Bill Thurston, who made fundamental contributions to our understanding of low-dimensional manifolds and related structures, died on Tuesday, aged 65.

Perhaps Thurston’s best known achievement is the proof of the hyperbolisation theorem for Haken manifolds, which showed that 3-manifolds which obeyed a certain number of topological conditions, could always be given a hyperbolic geometry (i.e. a Riemannian metric that made the manifold isometric to a quotient of the hyperbolic 3-space H^3).  This difficult theorem connecting the topological and geometric structure of 3-manifolds led Thurston to give his influential geometrisation conjecture, which (in principle, at least) completely classifies the topology of an arbitrary compact 3-manifold as a combination of eight model geometries (now known as Thurston model geometries).  This conjecture has many consequences, including Thurston’s hyperbolisation theorem and (most famously) the Poincaré conjecture.  Indeed, by placing that conjecture in the context of a conceptually appealing general framework, of which many other cases could already be verified, Thurston provided one of the strongest pieces of evidence towards the truth of the Poincaré conjecture, until the work of Grisha Perelman in 2002-2003 proved both the Poincaré conjecture and the geometrisation conjecture by developing Hamilton’s Ricci flow methods.  (There are now several variants of Perelman’s proof of both conjectures; in the proof of geometrisation by Bessieres, Besson, Boileau, Maillot, and Porti, Thurston’s hyperbolisation theorem is a crucial ingredient, allowing one to bypass the need for the theory of Alexandrov spaces in a key step in Perelman’s argument.)
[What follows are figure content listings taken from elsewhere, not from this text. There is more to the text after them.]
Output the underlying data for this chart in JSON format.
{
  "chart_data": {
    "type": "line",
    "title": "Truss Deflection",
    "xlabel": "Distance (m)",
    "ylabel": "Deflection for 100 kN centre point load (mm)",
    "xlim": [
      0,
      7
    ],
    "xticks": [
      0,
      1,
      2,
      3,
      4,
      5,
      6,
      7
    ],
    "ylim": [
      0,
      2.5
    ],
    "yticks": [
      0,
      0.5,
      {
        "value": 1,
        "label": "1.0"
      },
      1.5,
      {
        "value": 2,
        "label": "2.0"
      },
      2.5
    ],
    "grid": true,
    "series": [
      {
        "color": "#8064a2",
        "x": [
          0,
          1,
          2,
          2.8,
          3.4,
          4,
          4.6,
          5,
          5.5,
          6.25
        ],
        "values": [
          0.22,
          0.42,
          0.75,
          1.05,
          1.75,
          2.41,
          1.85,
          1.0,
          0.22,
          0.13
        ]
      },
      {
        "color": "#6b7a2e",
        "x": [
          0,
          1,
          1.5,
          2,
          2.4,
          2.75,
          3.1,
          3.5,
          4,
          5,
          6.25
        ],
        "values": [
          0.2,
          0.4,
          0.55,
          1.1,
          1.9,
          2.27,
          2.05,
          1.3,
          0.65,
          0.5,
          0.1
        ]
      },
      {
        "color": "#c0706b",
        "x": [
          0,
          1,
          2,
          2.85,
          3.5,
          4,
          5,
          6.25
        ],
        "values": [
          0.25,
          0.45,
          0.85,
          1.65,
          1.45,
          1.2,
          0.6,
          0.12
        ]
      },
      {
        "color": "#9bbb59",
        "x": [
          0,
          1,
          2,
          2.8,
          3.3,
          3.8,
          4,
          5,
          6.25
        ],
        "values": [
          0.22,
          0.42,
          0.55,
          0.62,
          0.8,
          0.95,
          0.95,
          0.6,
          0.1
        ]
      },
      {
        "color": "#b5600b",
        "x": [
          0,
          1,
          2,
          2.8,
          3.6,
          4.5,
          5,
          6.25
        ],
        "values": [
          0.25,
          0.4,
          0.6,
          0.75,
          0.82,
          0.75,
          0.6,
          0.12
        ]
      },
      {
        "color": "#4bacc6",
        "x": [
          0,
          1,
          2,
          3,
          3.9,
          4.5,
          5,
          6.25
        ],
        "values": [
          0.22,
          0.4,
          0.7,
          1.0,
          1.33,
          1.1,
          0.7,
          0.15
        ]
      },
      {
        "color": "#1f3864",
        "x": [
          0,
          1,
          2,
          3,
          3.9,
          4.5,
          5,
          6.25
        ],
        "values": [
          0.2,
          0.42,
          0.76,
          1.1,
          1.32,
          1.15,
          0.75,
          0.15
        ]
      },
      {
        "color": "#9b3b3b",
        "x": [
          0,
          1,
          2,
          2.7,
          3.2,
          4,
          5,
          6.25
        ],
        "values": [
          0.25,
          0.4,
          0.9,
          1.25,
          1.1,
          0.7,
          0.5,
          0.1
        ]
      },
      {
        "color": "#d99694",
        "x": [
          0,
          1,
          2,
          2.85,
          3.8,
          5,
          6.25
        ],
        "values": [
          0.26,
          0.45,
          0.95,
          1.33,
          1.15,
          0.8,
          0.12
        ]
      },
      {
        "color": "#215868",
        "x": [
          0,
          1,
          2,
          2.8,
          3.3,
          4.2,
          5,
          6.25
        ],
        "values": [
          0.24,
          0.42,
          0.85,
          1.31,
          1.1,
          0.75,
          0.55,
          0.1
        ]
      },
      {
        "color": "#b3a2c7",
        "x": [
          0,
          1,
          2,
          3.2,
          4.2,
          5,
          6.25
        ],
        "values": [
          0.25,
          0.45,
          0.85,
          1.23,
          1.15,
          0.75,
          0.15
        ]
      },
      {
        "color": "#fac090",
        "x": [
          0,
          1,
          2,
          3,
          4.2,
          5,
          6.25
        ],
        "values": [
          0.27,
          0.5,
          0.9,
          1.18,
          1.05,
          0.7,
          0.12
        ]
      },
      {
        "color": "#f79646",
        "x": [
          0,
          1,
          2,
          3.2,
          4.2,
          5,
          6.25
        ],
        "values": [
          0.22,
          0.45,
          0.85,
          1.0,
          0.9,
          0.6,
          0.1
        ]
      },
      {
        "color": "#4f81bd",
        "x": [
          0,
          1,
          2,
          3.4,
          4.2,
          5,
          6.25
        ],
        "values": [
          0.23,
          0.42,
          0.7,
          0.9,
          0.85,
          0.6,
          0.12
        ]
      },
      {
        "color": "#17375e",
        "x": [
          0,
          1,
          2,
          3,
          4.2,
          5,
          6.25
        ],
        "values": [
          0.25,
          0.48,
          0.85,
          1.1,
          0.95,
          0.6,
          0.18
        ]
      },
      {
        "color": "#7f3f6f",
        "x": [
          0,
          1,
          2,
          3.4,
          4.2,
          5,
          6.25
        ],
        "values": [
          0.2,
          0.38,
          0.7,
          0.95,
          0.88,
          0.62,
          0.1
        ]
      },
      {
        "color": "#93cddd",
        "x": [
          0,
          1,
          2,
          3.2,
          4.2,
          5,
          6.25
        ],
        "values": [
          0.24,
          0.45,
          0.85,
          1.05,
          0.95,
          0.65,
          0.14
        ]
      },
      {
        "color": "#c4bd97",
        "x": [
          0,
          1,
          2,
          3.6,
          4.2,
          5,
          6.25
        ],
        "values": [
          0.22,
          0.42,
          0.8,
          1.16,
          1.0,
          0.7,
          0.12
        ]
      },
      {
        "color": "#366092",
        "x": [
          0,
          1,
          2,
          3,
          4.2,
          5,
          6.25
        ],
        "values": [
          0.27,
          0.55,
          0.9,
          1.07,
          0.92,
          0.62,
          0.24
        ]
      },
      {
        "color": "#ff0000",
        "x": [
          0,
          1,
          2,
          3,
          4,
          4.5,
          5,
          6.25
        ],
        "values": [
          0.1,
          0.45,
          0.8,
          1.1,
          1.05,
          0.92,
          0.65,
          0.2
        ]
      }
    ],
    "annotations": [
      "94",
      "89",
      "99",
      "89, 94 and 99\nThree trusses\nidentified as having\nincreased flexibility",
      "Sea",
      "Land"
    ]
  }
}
One of my favourite results of Thurston’s is his elegant method for everting the sphere (smoothly turning a sphere S^2 in {\bf R}^3 inside out without any folds or singularities).  The fact that sphere eversion can be achieved at all is highly unintuitive, and is often referred to as Smale’s paradox, as Stephen Smale was the first to give a proof that such an eversion exists.  However, prior to Thurston’s method, the known constructions for sphere eversion were quite complicated.  Thurston’s method, relying on corrugating and then twisting the sphere, is sufficiently conceptual and geometric that it can in fact be explained quite effectively in non-technical terms, as was done in the following excellent video entitled “Outside In“, and produced by the Geometry Center:

In addition to his direct mathematical research contributions, Thurston was also an amazing mathematical expositor, having the rare knack of being able to describe the process of mathematical thinking in addition to the results of that process and the intuition underlying it.  His wonderful essay “On proof and progress in mathematics“, which I highly recommend, is the quintessential instance of this; more recent examples include his many insightful questions and answers on MathOverflow.

I unfortunately never had the opportunity to meet Thurston in person (although we did correspond a few times online), but I know many mathematicians who have been profoundly influenced by him and his work.  His death is a great loss for mathematics.